If that transfer hadn’t worked I would have done the letrozole and DL regimen your DW is doing now. So I think that is a good plan! I hope it works for you guys.
Does your wife ovulate at all? If that’s a possibility and you end up needing to do another transfer I’d ask about the semi-medicated protocol, as anecdotally in my own experience and from talking to others with early RPL and RIF it is hypothesized that the implantation window is bigger and/or stronger for some people on that protocol va fully medicated.

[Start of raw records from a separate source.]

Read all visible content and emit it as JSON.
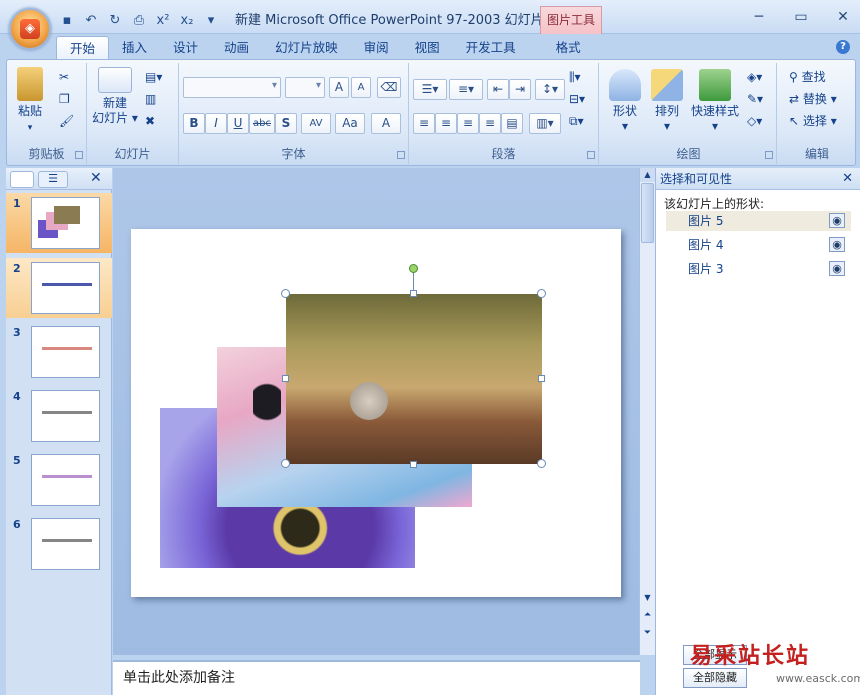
{
  "title": "新建 Microsoft Office PowerPoint 97-2003 幻灯片...",
  "context_tab": "图片工具",
  "tabs": [
    "开始",
    "插入",
    "设计",
    "动画",
    "幻灯片放映",
    "审阅",
    "视图",
    "开发工具",
    "格式"
  ],
  "ribbon": {
    "clipboard": {
      "label": "剪贴板",
      "paste": "粘贴"
    },
    "slides": {
      "label": "幻灯片",
      "new_slide_line1": "新建",
      "new_slide_line2": "幻灯片"
    },
    "font": {
      "label": "字体",
      "bold": "B",
      "italic": "I",
      "underline": "U",
      "strike": "abc",
      "shadow": "S",
      "spacing": "AV",
      "case": "Aa",
      "grow": "A",
      "shrink": "A",
      "color": "A"
    },
    "paragraph": {
      "label": "段落"
    },
    "drawing": {
      "label": "绘图",
      "shapes": "形状",
      "arrange": "排列",
      "quick_styles": "快速样式"
    },
    "editing": {
      "label": "编辑",
      "find": "查找",
      "replace": "替换",
      "select": "选择"
    }
  },
  "slides": [
    {
      "num": "1"
    },
    {
      "num": "2"
    },
    {
      "num": "3"
    },
    {
      "num": "4"
    },
    {
      "num": "5"
    },
    {
      "num": "6"
    }
  ],
  "selection_pane": {
    "title": "选择和可见性",
    "subtitle": "该幻灯片上的形状:",
    "shapes": [
      "图片 5",
      "图片 4",
      "图片 3"
    ],
    "show_all": "全部显示",
    "hide_all": "全部隐藏"
  },
  "notes_placeholder": "单击此处添加备注",
  "watermark": "易采站长站",
  "watermark_url": "www.easck.com"
}
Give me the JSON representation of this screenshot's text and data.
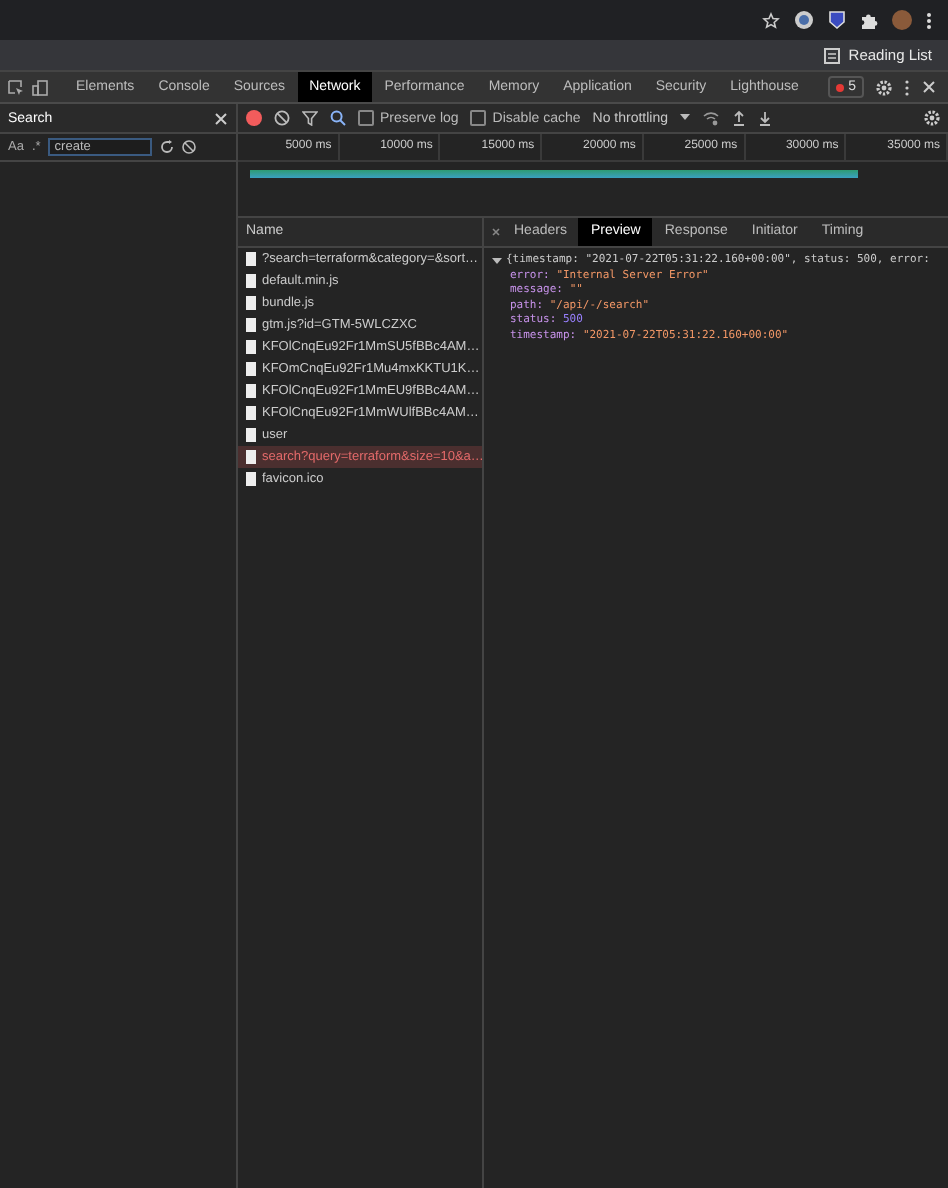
{
  "browser": {
    "reading_list": "Reading List"
  },
  "devtools_tabs": [
    {
      "label": "Elements",
      "selected": false
    },
    {
      "label": "Console",
      "selected": false
    },
    {
      "label": "Sources",
      "selected": false
    },
    {
      "label": "Network",
      "selected": true
    },
    {
      "label": "Performance",
      "selected": false
    },
    {
      "label": "Memory",
      "selected": false
    },
    {
      "label": "Application",
      "selected": false
    },
    {
      "label": "Security",
      "selected": false
    },
    {
      "label": "Lighthouse",
      "selected": false
    }
  ],
  "error_badge": "5",
  "search_panel": {
    "title": "Search",
    "match_case": "Aa",
    "regex": ".*",
    "query": "create"
  },
  "network_toolbar": {
    "recording": true,
    "preserve_log": {
      "label": "Preserve log",
      "checked": false
    },
    "disable_cache": {
      "label": "Disable cache",
      "checked": false
    },
    "throttling": "No throttling"
  },
  "timeline": {
    "ticks": [
      "5000 ms",
      "10000 ms",
      "15000 ms",
      "20000 ms",
      "25000 ms",
      "30000 ms",
      "35000 ms"
    ],
    "level": 0.88
  },
  "requests": {
    "column": "Name",
    "rows": [
      {
        "name": "?search=terraform&category=&sort…",
        "error": false,
        "selected": false
      },
      {
        "name": "default.min.js",
        "error": false,
        "selected": false
      },
      {
        "name": "bundle.js",
        "error": false,
        "selected": false
      },
      {
        "name": "gtm.js?id=GTM-5WLCZXC",
        "error": false,
        "selected": false
      },
      {
        "name": "KFOlCnqEu92Fr1MmSU5fBBc4AM…",
        "error": false,
        "selected": false
      },
      {
        "name": "KFOmCnqEu92Fr1Mu4mxKKTU1K…",
        "error": false,
        "selected": false
      },
      {
        "name": "KFOlCnqEu92Fr1MmEU9fBBc4AM…",
        "error": false,
        "selected": false
      },
      {
        "name": "KFOlCnqEu92Fr1MmWUlfBBc4AM…",
        "error": false,
        "selected": false
      },
      {
        "name": "user",
        "error": false,
        "selected": false
      },
      {
        "name": "search?query=terraform&size=10&a…",
        "error": true,
        "selected": true
      },
      {
        "name": "favicon.ico",
        "error": false,
        "selected": false
      }
    ]
  },
  "detail_tabs": [
    {
      "label": "Headers",
      "selected": false
    },
    {
      "label": "Preview",
      "selected": true
    },
    {
      "label": "Response",
      "selected": false
    },
    {
      "label": "Initiator",
      "selected": false
    },
    {
      "label": "Timing",
      "selected": false
    }
  ],
  "preview": {
    "summary": "{timestamp: \"2021-07-22T05:31:22.160+00:00\", status: 500, error:",
    "expanded": true,
    "properties": [
      {
        "key": "error:",
        "value": "\"Internal Server Error\"",
        "kind": "string"
      },
      {
        "key": "message:",
        "value": "\"\"",
        "kind": "string"
      },
      {
        "key": "path:",
        "value": "\"/api/-/search\"",
        "kind": "string"
      },
      {
        "key": "status:",
        "value": "500",
        "kind": "number"
      },
      {
        "key": "timestamp:",
        "value": "\"2021-07-22T05:31:22.160+00:00\"",
        "kind": "string"
      }
    ]
  }
}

All I can say is that I’m so sorry it’s been so difficult and I hope a new plan of action will help you to have a healthy pregnancy. I would also say that based on your wife’s egg quality, which sounds like it may not be ideal, it is possible that there may be issues with the embryos that PGS testing can’t identify. Obviously that is not helpful in that there’s likely nothing you can do about that, but I think it’s really easy to forget (at least it is for me) that there’s only so much the testing can tell us.
Post by jerseyjaybird on Feb 10, 2021 21:55:17 GMT -5
seeyalater52, thank you so much for taking the time to type that all up. I truly appreciate it. And I’m so happy you have your little miracle in your arms.
Honestly, if this transfer doesn’t work, we will probably discuss changing clinics again. We don’t want to, in large part because our current clinic is so convenient (which isn’t nothing!), but we’re pretty frustrated by the rigidity. My gut reaction to changing up the progesterone exposure without an ERA is 🤨😬. Super-interesting about the semi-medicated FET protocol!
My wife does ovulate regularly (though how soon that will be true again after 2 months of Lupron Depot, I’m not sure), but we wonder about egg quality. Our current RE felt that the issues with gray/grainy/broken eggs from the first retrieval was likely post-mature/fried eggs since the results seemed so much better with one less day of stims. But we are starting to wonder.